Unidades Financiadas e Valores Financiados (R$ milhões) com recursos do SBPE. Fonte: Associação Brasileira de Entidades de Crédito Imobiliário e Poupança (Abecip).

Ainda é necessário ressaltar que os juros baixos também contribuem para a movimentação do segmento imobiliário através da migração de investimentos mais conservadores para o mercado de imóveis. 

O segmento imobiliário iniciou o segundo semestre de 2020 com um baixo estoque de novas unidades disponíveis para comercialização. Isso significa uma grande janela de oportunidades para o setor nos próximos meses.  No primeiro semestre do ano, as vendas ficaram praticamente estáveis, com ligeira queda de 2% em relação a igual período do ano anterior. Já os lançamentos registraram retração de 43,9%.  Ou seja, mesmo num contexto de dificuldades da economia, as vendas ficaram praticamente estáveis.
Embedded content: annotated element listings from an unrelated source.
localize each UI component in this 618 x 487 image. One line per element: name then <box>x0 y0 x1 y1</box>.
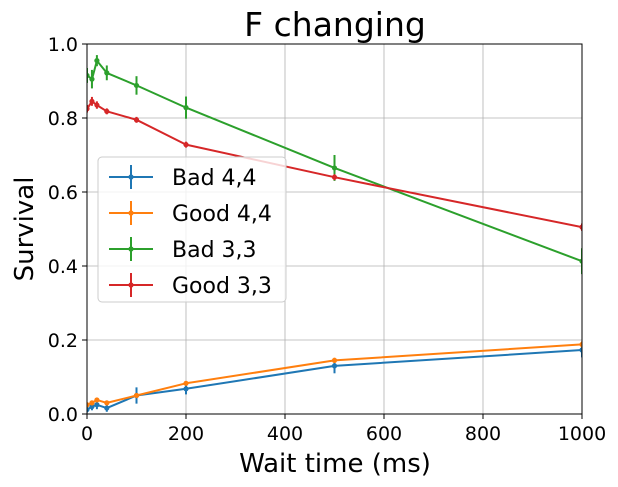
legend-marker <box>128 246 134 252</box>
series-layer <box>87 55 582 413</box>
y-tick-label: 0.8 <box>48 108 78 130</box>
data-point <box>579 341 582 348</box>
data-point <box>87 72 90 79</box>
data-point <box>104 70 110 76</box>
series-3 <box>87 96 582 231</box>
legend: Bad 4,4 Good 4,4 Bad 3,3 Good 3,3 <box>97 156 287 303</box>
x-tick-label: 800 <box>465 423 501 445</box>
ticks: 0 200 400 600 800 1000 0.0 0.2 0.4 0.6 0.8 1.0 <box>48 34 606 445</box>
data-point <box>104 405 110 411</box>
x-tick-label: 400 <box>267 423 303 445</box>
chart-title: F changing <box>244 5 426 44</box>
data-point <box>89 400 95 406</box>
legend-marker <box>128 210 134 216</box>
data-point <box>94 402 100 408</box>
y-tick-label: 0.6 <box>48 182 78 204</box>
data-point <box>579 258 582 264</box>
data-point <box>331 165 338 171</box>
data-point <box>183 386 189 392</box>
data-point <box>183 142 189 148</box>
data-point <box>579 224 582 230</box>
data-point <box>183 380 189 386</box>
series-2 <box>87 55 582 275</box>
legend-label: Good 4,4 <box>172 202 272 227</box>
data-point <box>579 347 582 353</box>
y-tick-label: 0.4 <box>48 256 78 278</box>
data-point <box>94 58 100 64</box>
data-point <box>87 406 90 413</box>
data-point <box>133 117 140 123</box>
data-point <box>89 76 95 82</box>
y-axis-label: Survival <box>10 177 40 282</box>
data-point <box>331 363 338 369</box>
legend-label: Good 3,3 <box>172 274 272 299</box>
data-point <box>89 404 95 410</box>
data-point <box>133 82 140 89</box>
legend-marker <box>128 174 134 180</box>
data-point <box>94 102 100 108</box>
y-tick-label: 0.0 <box>48 404 78 426</box>
y-tick-label: 0.2 <box>48 330 78 352</box>
data-point <box>87 402 90 408</box>
data-point <box>133 392 140 399</box>
x-tick-label: 0 <box>81 423 93 445</box>
x-tick-label: 200 <box>168 423 204 445</box>
legend-label: Bad 4,4 <box>172 166 257 191</box>
data-point <box>104 400 110 406</box>
data-point <box>183 105 189 111</box>
data-point <box>331 174 338 180</box>
legend-box <box>97 156 287 303</box>
data-point <box>104 108 110 114</box>
data-point <box>89 98 95 104</box>
data-point <box>94 397 100 403</box>
legend-marker <box>128 282 134 288</box>
plot-frame <box>86 43 583 415</box>
data-point <box>331 357 338 363</box>
x-tick-label: 1000 <box>558 423 606 445</box>
legend-label: Bad 3,3 <box>172 238 257 263</box>
y-tick-label: 1.0 <box>48 34 78 56</box>
series-1 <box>87 341 582 408</box>
x-tick-label: 600 <box>366 423 402 445</box>
x-axis-label: Wait time (ms) <box>239 449 431 479</box>
data-point <box>87 106 90 112</box>
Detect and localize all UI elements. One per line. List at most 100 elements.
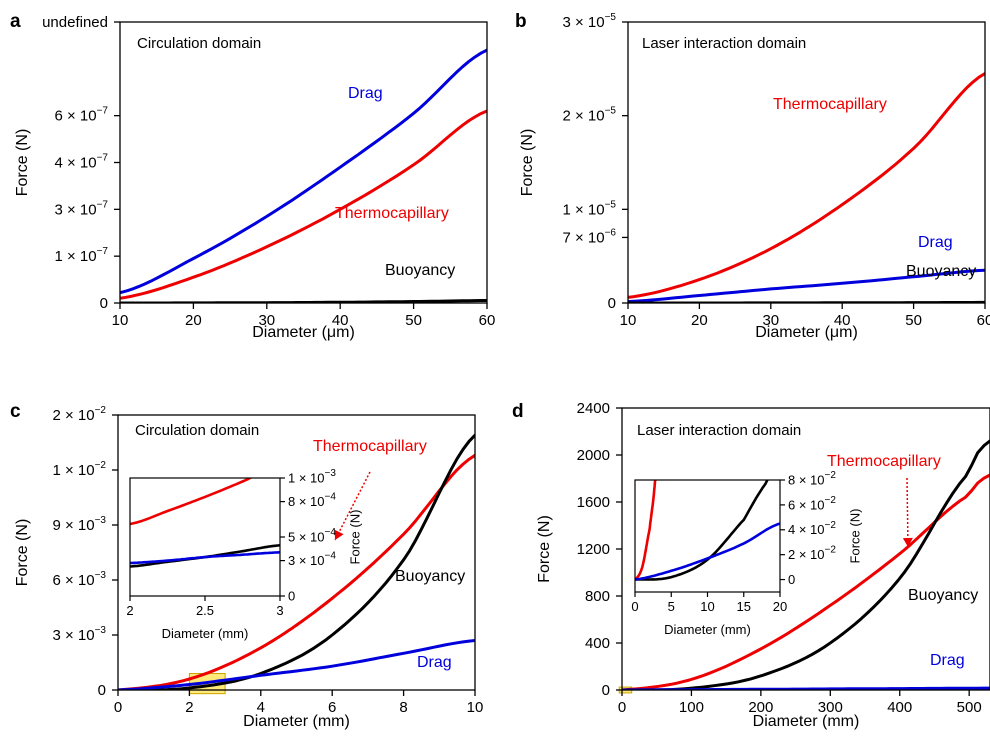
panel-b-y-tick-label: 1 × 10−5 — [562, 199, 616, 218]
panel-d-y-tick-label: 2000 — [577, 447, 610, 464]
panel-d-inset-y-tick-label: 4 × 10−2 — [788, 519, 836, 537]
panel-d-series-label-drag: Drag — [930, 652, 965, 669]
panel-c-series-buoyancy — [118, 433, 475, 690]
panel-a-y-tick-label: 6 × 10−7 — [54, 105, 108, 124]
panel-a-label: a — [10, 11, 21, 32]
panel-b-series-label-drag: Drag — [918, 234, 953, 251]
panel-a-x-tick-label: 50 — [405, 312, 422, 329]
panel-a-y-tick-label: 3 × 10−7 — [54, 199, 108, 218]
panel-c-series-thermocapillary — [118, 453, 475, 690]
panel-b-series-drag — [628, 268, 985, 303]
panel-c-x-axis-label: Diameter (mm) — [243, 713, 350, 730]
panel-a-annotation: Circulation domain — [137, 35, 261, 52]
panel-b-y-tick-label: 2 × 10−5 — [562, 105, 616, 124]
panel-c-x-tick-label: 10 — [467, 699, 484, 716]
panel-c-label: c — [10, 401, 21, 422]
panel-c-x-tick-label: 6 — [328, 699, 336, 716]
panel-d-x-tick-label: 500 — [957, 699, 982, 716]
panel-d-x-tick-label: 400 — [887, 699, 912, 716]
panel-a-y-tick-label: undefined — [42, 14, 108, 31]
panel-c-inset-x-axis-label: Diameter (mm) — [162, 626, 249, 641]
panel-d-inset-y-tick-label: 0 — [788, 572, 795, 587]
panel-a-x-axis-label: Diameter (μm) — [252, 324, 355, 341]
panel-c-x-tick-label: 8 — [399, 699, 407, 716]
panel-d-inset-x-tick-label: 10 — [700, 599, 714, 614]
panel-a-series-label-buoyancy: Buoyancy — [385, 262, 455, 279]
panel-c-inset-series-thermocapillary — [130, 478, 254, 526]
panel-b-x-tick-label: 60 — [977, 312, 990, 329]
panel-d-inset-series-thermocapillary — [635, 480, 657, 581]
panel-c-frame — [117, 414, 476, 691]
panel-a-x-tick-label: 10 — [112, 312, 129, 329]
panel-d-inset-series-drag — [635, 522, 780, 581]
panel-c-y-tick-label: 3 × 10−3 — [52, 625, 106, 644]
panel-d-series-label-buoyancy: Buoyancy — [908, 587, 978, 604]
panel-d-x-tick-label: 300 — [818, 699, 843, 716]
panel-c-series-drag — [118, 639, 475, 690]
panel-b-x-axis-label: Diameter (μm) — [755, 324, 858, 341]
panel-a-frame — [119, 21, 488, 304]
panel-c-inset-y-axis-label: Force (N) — [347, 510, 362, 565]
panel-a-series-drag — [120, 48, 487, 295]
panel-c-inset-y-tick-label: 0 — [288, 588, 295, 603]
panel-b-series-label-thermocapillary: Thermocapillary — [773, 96, 887, 113]
panel-c-y-tick-label: 6 × 10−3 — [52, 570, 106, 589]
panel-a-series-thermocapillary — [120, 109, 487, 300]
panel-b-label: b — [515, 11, 527, 32]
panel-d-inset-y-tick-label: 2 × 10−2 — [788, 544, 836, 562]
panel-a-x-tick-label: 30 — [258, 312, 275, 329]
panel-a-x-tick-label: 60 — [479, 312, 496, 329]
panel-d-inset-y-tick-label: 8 × 10−2 — [788, 470, 836, 488]
panel-d-x-tick-label: 0 — [618, 699, 626, 716]
panel-d-inset-y-tick-label: 6 × 10−2 — [788, 495, 836, 513]
panel-a-x-tick-label: 40 — [332, 312, 349, 329]
panel-c-y-axis-label: Force (N) — [14, 519, 31, 587]
panel-d-inset-x-tick-label: 0 — [631, 599, 638, 614]
panel-d-y-tick-label: 400 — [585, 635, 610, 652]
panel-b-annotation: Laser interaction domain — [642, 35, 806, 52]
panel-b-x-tick-label: 20 — [691, 312, 708, 329]
panel-d-inset-y-axis-label: Force (N) — [847, 509, 862, 564]
panel-c-inset-series-drag — [130, 550, 280, 565]
panel-b-y-tick-label: 0 — [608, 295, 616, 312]
panel-d-y-tick-label: 800 — [585, 588, 610, 605]
panel-c-inset-y-tick-label: 3 × 10−4 — [288, 550, 336, 568]
panel-b-x-tick-label: 50 — [905, 312, 922, 329]
panel-d-series-thermocapillary — [622, 473, 990, 690]
panel-c-x-tick-label: 4 — [257, 699, 265, 716]
panel-b-y-tick-label: 7 × 10−6 — [562, 227, 616, 246]
panel-a-y-tick-label: 0 — [100, 295, 108, 312]
panel-c-y-tick-label: 0 — [98, 682, 106, 699]
panel-c-arrow-line — [334, 471, 371, 541]
panel-d-arrow-line — [906, 477, 909, 548]
panel-d-y-tick-label: 1200 — [577, 541, 610, 558]
panel-c-series-label-buoyancy: Buoyancy — [395, 568, 465, 585]
panel-b-frame — [627, 21, 986, 304]
panel-c-x-tick-label: 2 — [185, 699, 193, 716]
panel-d-y-tick-label: 0 — [602, 682, 610, 699]
panel-d-x-tick-label: 100 — [679, 699, 704, 716]
panel-a-series-label-drag: Drag — [348, 85, 383, 102]
panel-c-series-label-drag: Drag — [417, 654, 452, 671]
panel-b-x-tick-label: 30 — [762, 312, 779, 329]
panel-c-series-label-thermocapillary: Thermocapillary — [313, 438, 427, 455]
panel-b-y-tick-label: 3 × 10−5 — [562, 12, 616, 31]
panel-b-x-tick-label: 10 — [620, 312, 637, 329]
panel-c-inset-x-tick-label: 2 — [126, 603, 133, 618]
panel-c-y-tick-label: 1 × 10−2 — [52, 460, 106, 479]
panel-b-series-label-buoyancy: Buoyancy — [906, 263, 976, 280]
panel-b-x-tick-label: 40 — [834, 312, 851, 329]
panel-c-inset-y-tick-label: 8 × 10−4 — [288, 491, 336, 509]
panel-d-inset-x-axis-label: Diameter (mm) — [664, 622, 751, 637]
panel-d-y-tick-label: 1600 — [577, 494, 610, 511]
panel-c-inset-x-tick-label: 3 — [276, 603, 283, 618]
panel-a-y-axis-label: Force (N) — [14, 129, 31, 197]
panel-d-series-label-thermocapillary: Thermocapillary — [827, 453, 941, 470]
panel-c-annotation: Circulation domain — [135, 422, 259, 439]
panel-d-y-tick-label: 2400 — [577, 400, 610, 417]
panel-c-x-tick-label: 0 — [114, 699, 122, 716]
panel-d-y-axis-label: Force (N) — [536, 515, 553, 583]
panel-c-inset-y-tick-label: 5 × 10−4 — [288, 527, 336, 545]
panel-c-y-tick-label: 9 × 10−3 — [52, 515, 106, 534]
Naturalmente os lançamentos foram postergados no primeiro momento da crise.  Todavia, espera-se uma recuperação dos lançamentos neste segundo semestre, o que pode vir a dinamizar ainda mais as vendas imobiliárias e o mercado de trabalho. 
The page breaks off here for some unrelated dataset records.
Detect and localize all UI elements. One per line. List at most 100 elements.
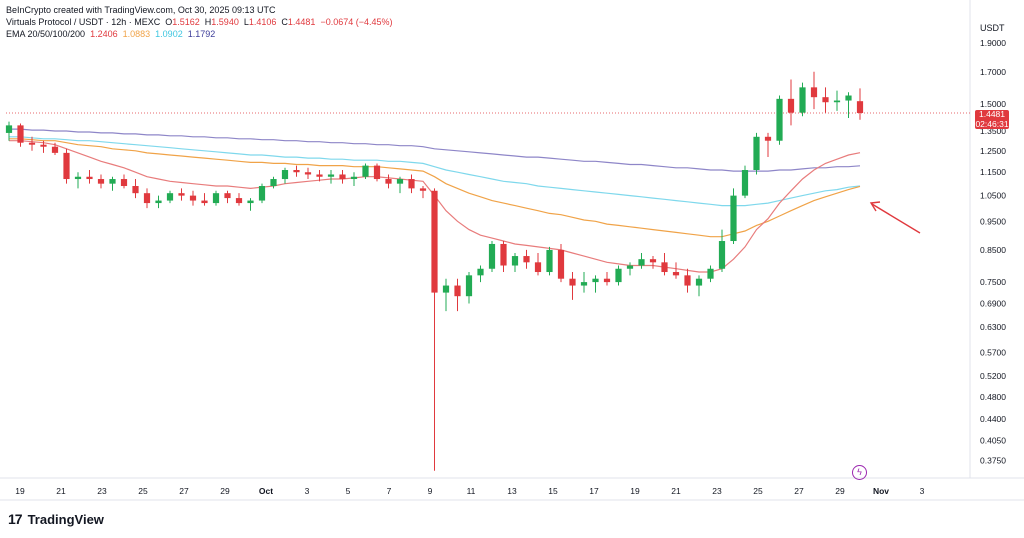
- candle-body: [799, 87, 806, 113]
- candle[interactable]: [534, 252, 542, 276]
- time-tick-label: 27: [794, 486, 804, 496]
- candle[interactable]: [753, 132, 760, 175]
- candle[interactable]: [247, 198, 254, 211]
- candle[interactable]: [741, 165, 749, 199]
- candle[interactable]: [40, 140, 47, 153]
- candle[interactable]: [810, 71, 818, 110]
- candle[interactable]: [615, 265, 622, 286]
- candle[interactable]: [51, 142, 59, 155]
- candle-body: [201, 200, 208, 204]
- candle[interactable]: [787, 79, 795, 126]
- candle[interactable]: [638, 252, 645, 269]
- candle[interactable]: [500, 241, 507, 273]
- tradingview-logo[interactable]: 17 TradingView: [8, 511, 104, 527]
- candle[interactable]: [373, 163, 381, 182]
- candle[interactable]: [580, 272, 588, 293]
- candle[interactable]: [684, 268, 691, 293]
- candle[interactable]: [856, 88, 864, 120]
- candle[interactable]: [488, 241, 496, 273]
- time-tick-label: 23: [97, 486, 107, 496]
- candle[interactable]: [63, 148, 70, 184]
- candle[interactable]: [28, 136, 36, 151]
- candle[interactable]: [293, 165, 300, 177]
- candle[interactable]: [385, 174, 392, 189]
- candle[interactable]: [695, 275, 703, 297]
- candle[interactable]: [718, 229, 726, 273]
- price-tick-label: 1.1500: [980, 167, 1006, 177]
- candle[interactable]: [592, 275, 599, 293]
- candle[interactable]: [212, 190, 220, 206]
- currency-label: USDT: [980, 23, 1005, 33]
- ema-label[interactable]: EMA 20/50/100/200: [6, 29, 86, 39]
- candle[interactable]: [419, 186, 427, 199]
- candle[interactable]: [316, 170, 323, 182]
- candle[interactable]: [431, 188, 438, 471]
- candle[interactable]: [362, 163, 369, 180]
- ema20-value: 1.2406: [90, 29, 118, 39]
- candle[interactable]: [350, 172, 358, 187]
- candle[interactable]: [235, 193, 243, 206]
- candle[interactable]: [120, 174, 128, 189]
- candle[interactable]: [281, 167, 289, 184]
- candle[interactable]: [672, 262, 680, 279]
- candle[interactable]: [17, 123, 24, 147]
- candle[interactable]: [97, 174, 105, 189]
- candle[interactable]: [408, 174, 415, 194]
- candle[interactable]: [546, 246, 553, 276]
- candle-body: [293, 170, 300, 173]
- candle[interactable]: [833, 90, 841, 111]
- candle[interactable]: [523, 249, 530, 269]
- candle[interactable]: [776, 95, 783, 145]
- ema-line: EMA 20/50/100/200 1.2406 1.0883 1.0902 1…: [6, 28, 393, 40]
- candle[interactable]: [339, 170, 346, 184]
- candle[interactable]: [74, 172, 82, 189]
- candle[interactable]: [396, 176, 404, 194]
- candle[interactable]: [132, 179, 139, 199]
- candle[interactable]: [155, 195, 162, 209]
- candle[interactable]: [178, 188, 185, 201]
- candle[interactable]: [143, 188, 151, 209]
- time-tick-label: 19: [15, 486, 25, 496]
- candle[interactable]: [707, 265, 714, 283]
- candle-body: [224, 193, 231, 199]
- candle[interactable]: [201, 193, 208, 206]
- candle[interactable]: [661, 252, 668, 276]
- candle-body: [178, 193, 185, 196]
- candle[interactable]: [626, 262, 634, 276]
- time-tick-label: Nov: [873, 486, 889, 496]
- candle-body: [787, 98, 795, 113]
- candle[interactable]: [799, 82, 806, 117]
- price-tick-label: 0.3750: [980, 455, 1006, 465]
- candle[interactable]: [764, 132, 772, 158]
- candle[interactable]: [166, 190, 174, 204]
- candle[interactable]: [569, 272, 576, 300]
- price-tick-label: 1.2500: [980, 146, 1006, 156]
- flash-icon[interactable]: ϟ: [852, 465, 867, 480]
- candle-body: [454, 285, 461, 297]
- candle-body: [638, 259, 645, 266]
- candle[interactable]: [730, 188, 737, 244]
- candle[interactable]: [5, 121, 13, 141]
- candle[interactable]: [557, 243, 565, 283]
- candle[interactable]: [649, 256, 657, 269]
- candle-body: [339, 174, 346, 180]
- symbol-name[interactable]: Virtuals Protocol / USDT · 12h · MEXC: [6, 17, 161, 27]
- price-tick-label: 1.7000: [980, 67, 1006, 77]
- candle[interactable]: [454, 278, 461, 312]
- candle[interactable]: [270, 176, 277, 189]
- candle[interactable]: [822, 87, 829, 113]
- candle[interactable]: [86, 170, 93, 184]
- candle[interactable]: [845, 92, 852, 119]
- candle[interactable]: [304, 167, 312, 180]
- candle[interactable]: [442, 278, 450, 312]
- candle[interactable]: [603, 272, 611, 286]
- candle[interactable]: [465, 272, 473, 304]
- candle[interactable]: [327, 170, 335, 184]
- candle[interactable]: [477, 265, 484, 283]
- candle[interactable]: [511, 252, 519, 273]
- candle[interactable]: [109, 176, 116, 191]
- candle[interactable]: [224, 190, 231, 204]
- candle[interactable]: [258, 183, 266, 204]
- candle[interactable]: [189, 190, 197, 206]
As atividades da Construção estão em expansão e o setor é um dos líderes da recuperação do mercado de trabalho do País. Ressalta-se que o ritmo de suas atividades precisa ser mantido.  Neste sentido, iniciativas como as anunciadas recentemente pela Caixa Econômica Federal, como a redução da taxa de juros na linha de crédito do financiamento habitacional, a prorrogação até o fim do ano da possibilidade de carência para o início do pagamento das parcelas dos novos contratos imobiliários, são sempre bem vindas. 

Por outro lado, é preciso destacar que o setor enfrenta desafios, como o incremento dos seus custos e a possibilidade do fim da desoneração da folha de pagamentos.  Num cenário ainda caracterizado por incertezas com a pandemia provocada pelo novo Coronavírus e com a questão fiscal em evidência, o protagonismo da Construção Civil como segmento capaz de liderar a recuperação da economia fica cada vez mais claro. Em função disso, o setor precisa, necessariamente, estar na agenda de prioridades do País.

*A opinião do autor não reflete necessariamente a visão da Brain Inteligência Estratégica.